I often use gardening as a metaphor when I think about how the mind works. I feel like ideas grow naturally, but they’re cultivated. Without cultivation, you may get something beautiful, but if you’re anywhere near a city, you’ll probably get a mess of weeds.
Writing and speaking is like gathering fruit and clippings from the garden.
So, that’s a lovely idea. But I only know it in an abstract way. So, I’ve decided to bring the metaphor down to Earth. I have too much theory and not enough practice.
I ordered coleus seeds in the mail a week ago. They haven’t shipped yet, so I impulsively picked up a small packet of them from a nursery. Why wait? The growing season is only so long. (And then you die.)
The fact that I’m starting with seeds feels especially important. I’ve never grown anything from a seed. I’ve never watched a plant grow from its very beginning. I think that by watching it sprout, and writing about it, then I’ll really care for it, and not just forget about it and let it wilt.

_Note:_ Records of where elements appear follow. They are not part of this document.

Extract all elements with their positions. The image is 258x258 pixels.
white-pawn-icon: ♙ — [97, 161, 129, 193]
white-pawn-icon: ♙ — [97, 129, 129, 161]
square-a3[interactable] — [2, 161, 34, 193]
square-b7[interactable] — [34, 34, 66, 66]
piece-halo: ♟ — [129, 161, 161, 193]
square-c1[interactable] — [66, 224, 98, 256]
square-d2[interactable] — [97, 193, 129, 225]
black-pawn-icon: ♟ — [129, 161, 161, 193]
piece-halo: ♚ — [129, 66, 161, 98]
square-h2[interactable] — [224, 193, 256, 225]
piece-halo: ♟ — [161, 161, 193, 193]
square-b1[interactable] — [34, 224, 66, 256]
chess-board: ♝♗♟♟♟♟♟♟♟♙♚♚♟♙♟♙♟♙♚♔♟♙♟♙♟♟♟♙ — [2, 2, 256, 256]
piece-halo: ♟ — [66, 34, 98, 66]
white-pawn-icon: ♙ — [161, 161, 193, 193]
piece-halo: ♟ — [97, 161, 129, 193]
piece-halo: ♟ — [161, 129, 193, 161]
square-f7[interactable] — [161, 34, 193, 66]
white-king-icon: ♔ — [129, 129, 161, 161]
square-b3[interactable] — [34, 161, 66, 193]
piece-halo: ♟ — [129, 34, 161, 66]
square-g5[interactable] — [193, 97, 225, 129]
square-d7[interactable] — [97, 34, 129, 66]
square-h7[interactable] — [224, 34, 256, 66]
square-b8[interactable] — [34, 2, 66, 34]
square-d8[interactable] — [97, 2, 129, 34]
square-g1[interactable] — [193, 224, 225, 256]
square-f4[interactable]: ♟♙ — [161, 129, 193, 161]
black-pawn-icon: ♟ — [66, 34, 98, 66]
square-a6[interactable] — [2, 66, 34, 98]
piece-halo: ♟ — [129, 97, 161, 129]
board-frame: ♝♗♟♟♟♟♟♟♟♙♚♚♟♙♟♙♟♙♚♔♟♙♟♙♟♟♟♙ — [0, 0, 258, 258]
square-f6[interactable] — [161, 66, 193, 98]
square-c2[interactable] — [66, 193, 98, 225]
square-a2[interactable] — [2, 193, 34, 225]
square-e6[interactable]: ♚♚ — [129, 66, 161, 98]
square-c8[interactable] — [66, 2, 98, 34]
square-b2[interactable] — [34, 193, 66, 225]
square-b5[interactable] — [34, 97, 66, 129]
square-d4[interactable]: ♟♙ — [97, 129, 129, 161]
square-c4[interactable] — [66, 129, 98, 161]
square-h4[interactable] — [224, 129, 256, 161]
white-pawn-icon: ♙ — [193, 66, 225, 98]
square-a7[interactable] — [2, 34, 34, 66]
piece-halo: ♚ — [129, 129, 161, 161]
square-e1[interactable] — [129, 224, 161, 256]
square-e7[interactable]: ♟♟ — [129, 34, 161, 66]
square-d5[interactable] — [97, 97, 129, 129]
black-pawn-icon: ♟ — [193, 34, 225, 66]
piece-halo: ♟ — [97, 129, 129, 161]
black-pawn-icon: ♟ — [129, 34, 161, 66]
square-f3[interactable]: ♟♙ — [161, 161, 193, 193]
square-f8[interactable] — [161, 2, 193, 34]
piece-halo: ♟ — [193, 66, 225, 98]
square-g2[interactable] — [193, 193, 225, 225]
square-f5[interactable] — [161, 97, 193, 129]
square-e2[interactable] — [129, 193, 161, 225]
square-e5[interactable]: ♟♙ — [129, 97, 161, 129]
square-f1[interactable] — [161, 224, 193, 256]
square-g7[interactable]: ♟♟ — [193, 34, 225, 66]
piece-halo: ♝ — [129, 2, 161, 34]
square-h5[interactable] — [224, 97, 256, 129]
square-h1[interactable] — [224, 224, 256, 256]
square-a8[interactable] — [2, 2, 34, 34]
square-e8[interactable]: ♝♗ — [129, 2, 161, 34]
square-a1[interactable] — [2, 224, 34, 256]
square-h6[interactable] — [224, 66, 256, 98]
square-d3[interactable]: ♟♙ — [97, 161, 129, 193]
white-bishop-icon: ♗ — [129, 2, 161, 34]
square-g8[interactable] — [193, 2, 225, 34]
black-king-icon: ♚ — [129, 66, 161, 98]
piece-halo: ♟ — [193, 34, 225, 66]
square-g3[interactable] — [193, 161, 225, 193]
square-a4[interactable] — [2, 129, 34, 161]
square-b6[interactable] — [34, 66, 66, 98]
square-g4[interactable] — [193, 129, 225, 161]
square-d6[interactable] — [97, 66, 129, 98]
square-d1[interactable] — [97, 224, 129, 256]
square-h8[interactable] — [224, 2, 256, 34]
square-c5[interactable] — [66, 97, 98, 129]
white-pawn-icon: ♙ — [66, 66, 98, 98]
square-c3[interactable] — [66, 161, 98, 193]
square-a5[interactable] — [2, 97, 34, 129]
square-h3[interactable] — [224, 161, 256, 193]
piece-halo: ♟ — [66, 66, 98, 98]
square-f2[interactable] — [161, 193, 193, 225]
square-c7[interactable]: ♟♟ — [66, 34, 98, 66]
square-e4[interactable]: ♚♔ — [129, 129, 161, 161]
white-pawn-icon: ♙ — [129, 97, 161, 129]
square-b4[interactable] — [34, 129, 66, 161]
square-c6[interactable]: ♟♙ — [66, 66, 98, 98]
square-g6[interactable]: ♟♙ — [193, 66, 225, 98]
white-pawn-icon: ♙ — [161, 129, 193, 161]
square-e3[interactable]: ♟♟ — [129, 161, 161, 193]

If I can learn to really care for one plant, then maybe I can really care for a whole garden someday. But right now, I feel like I’m not competent. I have a hardy pothos and a snake plant. I give them water whenever I happen to remember, which is enough to keep them happy. But their independence also makes them easy to forget.
A deeper relationship requires, by necessity, higher maintenance. (A new metaphor.)